Afghanistan—Competitiveness of Export-Oriented Businesses Activity (ACEBA)

Client: U.S. Agency for International Development

Duration: 2020-2025

Region: Eastern Europe and Central Asia

Country: Afghanistan

Solutions: Economic Growth

Many Afghan firms lack the competitive strength to maintain commercial viability in a distortion-free market, let alone to capture opportunities in export markets. The flagship economic growth project in USAID/Afghanistan’s portfolio, the Afghanistan Competitiveness of Export-Oriented Businesses Activity (ACEBA) project works to increase the competitiveness of export-oriented businesses, through a combination of key value chain support activities and export acceleration facilities designed to promote sustainable nationwide economic growth.

DAI’s market-oriented approach helps Afghan businesses increase the sales-worthiness of their products in international markets. We work with businesses from the inside to help fix their production processes, increase their productivity, and export products that meet international demand at competitive prices. ACEBA operates through “regional export accelerators” in the country’s main urban economic centers.

After a brief suspension of most activities between August and December 2021, ACEBA resumed work prioritizing livelihoods support, focusing on domestic production activities and humanitarian goods and services that will sustain households. The project supports activities that improve market performance, while maintaining existing efforts focused on its key value chains of saffron, cashmere, and carpets, and creates a new value chain for humanitarian goods and services.
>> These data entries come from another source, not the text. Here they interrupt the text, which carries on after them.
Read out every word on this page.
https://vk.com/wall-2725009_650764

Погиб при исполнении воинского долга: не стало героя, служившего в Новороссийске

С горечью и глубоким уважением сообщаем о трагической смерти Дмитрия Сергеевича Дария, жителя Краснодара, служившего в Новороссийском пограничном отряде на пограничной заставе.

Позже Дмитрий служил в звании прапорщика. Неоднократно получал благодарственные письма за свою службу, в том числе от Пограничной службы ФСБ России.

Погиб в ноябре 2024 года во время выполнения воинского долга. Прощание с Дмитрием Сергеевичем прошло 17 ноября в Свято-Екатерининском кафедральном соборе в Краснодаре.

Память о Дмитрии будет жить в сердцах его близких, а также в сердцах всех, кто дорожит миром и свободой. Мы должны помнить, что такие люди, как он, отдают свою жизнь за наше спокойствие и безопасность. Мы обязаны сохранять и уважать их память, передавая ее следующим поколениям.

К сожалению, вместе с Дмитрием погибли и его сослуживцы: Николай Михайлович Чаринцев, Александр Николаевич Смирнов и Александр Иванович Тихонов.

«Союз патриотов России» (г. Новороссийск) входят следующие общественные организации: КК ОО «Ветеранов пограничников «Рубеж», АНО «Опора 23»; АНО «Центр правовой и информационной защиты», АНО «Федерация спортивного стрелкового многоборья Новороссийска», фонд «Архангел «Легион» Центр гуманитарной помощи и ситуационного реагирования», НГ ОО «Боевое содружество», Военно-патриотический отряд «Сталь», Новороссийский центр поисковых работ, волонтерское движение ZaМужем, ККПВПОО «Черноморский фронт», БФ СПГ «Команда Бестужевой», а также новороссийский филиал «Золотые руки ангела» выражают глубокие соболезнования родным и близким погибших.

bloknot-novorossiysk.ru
ACEBA Carpet Apprentices.png

Sample Activities

  • Provide support to the implementation of key value chain interventions that will improve inputs, quality, and product development by exporters.
  • Diversify and expand exporters’ network of international buyers—supporting exporters in engagement of sales agents in export markets, hosting buyer-agent site visits to Afghanistan, participation in business visits to importers and industry trade events abroad, and the development of effective presence on e-commerce platforms.
  • Improve exporter access to credit and investment from local and/or international financial institutions and investors.
  • Implement tailored firm-level export strategies.
  • Identify and mitigate major constraints within targeted exporters’ supply chains.

Select Results

  • Placed 5,500 apprentices with 65 host companies to learn new skills to earn livelihoods and help support 41,000 household members. Each apprentice receives a stipend of $120 per month during the training period and the vast majority of those that have completed their apprenticeships are kept on in full-time employment. An additional 15,000 new apprentices will be placed with companies to learn alternative livelihoods by the end of January 2023.
  • Assisted the Ministry of Mines and Petroleum (MoMP), through a new process, to issue export certificates for 40,000 kg of lapis lazuli, 4.2 grams of emeralds, and 20.3 grams of rubies, collecting $7,637 in royalties. This is the first collection of royalties for gemstone exports that the MoMP has received in several years.
  • Partnered with Label STEP, the world’s only fair-trade nonprofit committed to the wellbeing of weavers and workers in the handmade carpet industry, to support Afghan carpet exporters by strengthening supply chain integration, quality control, and production management. Label STEP will organize weavers on local levels and cooperate with local producers and exporters to increase the weavers’ integration in the value chain, improve access to quality control, support production management, and enhance product quality.
  • Trained 14,100 cashmere and wool producers on cashmere and wool sorting and better animal care. Producers received vouchers for feed and animal health services, all with the goal of protecting and improving vulnerable livelihoods by increasing the quality of wool and cashmere produced and earning higher incomes.
  • By July 2022, sales facilitated through the stop shop network stood at 6,058 kilograms of cashmere worth $152,000 and 155 metric tons of wool worth $260,000.
  • Provided $1.9 million in working capital advances to 18 Afghan businesses to help them overcome liquidity challenges and restart operations or expand production. This support has been critical to sustaining or providing livelihoods for an estimated 15,000 households.
  • Provided nearly $1.6 million in grant funding to carpet companies to develop or expand their finishing capacity. The second-largest employer in the country after agriculture, carpet production sustains livelihoods for tens of thousands of Afghans.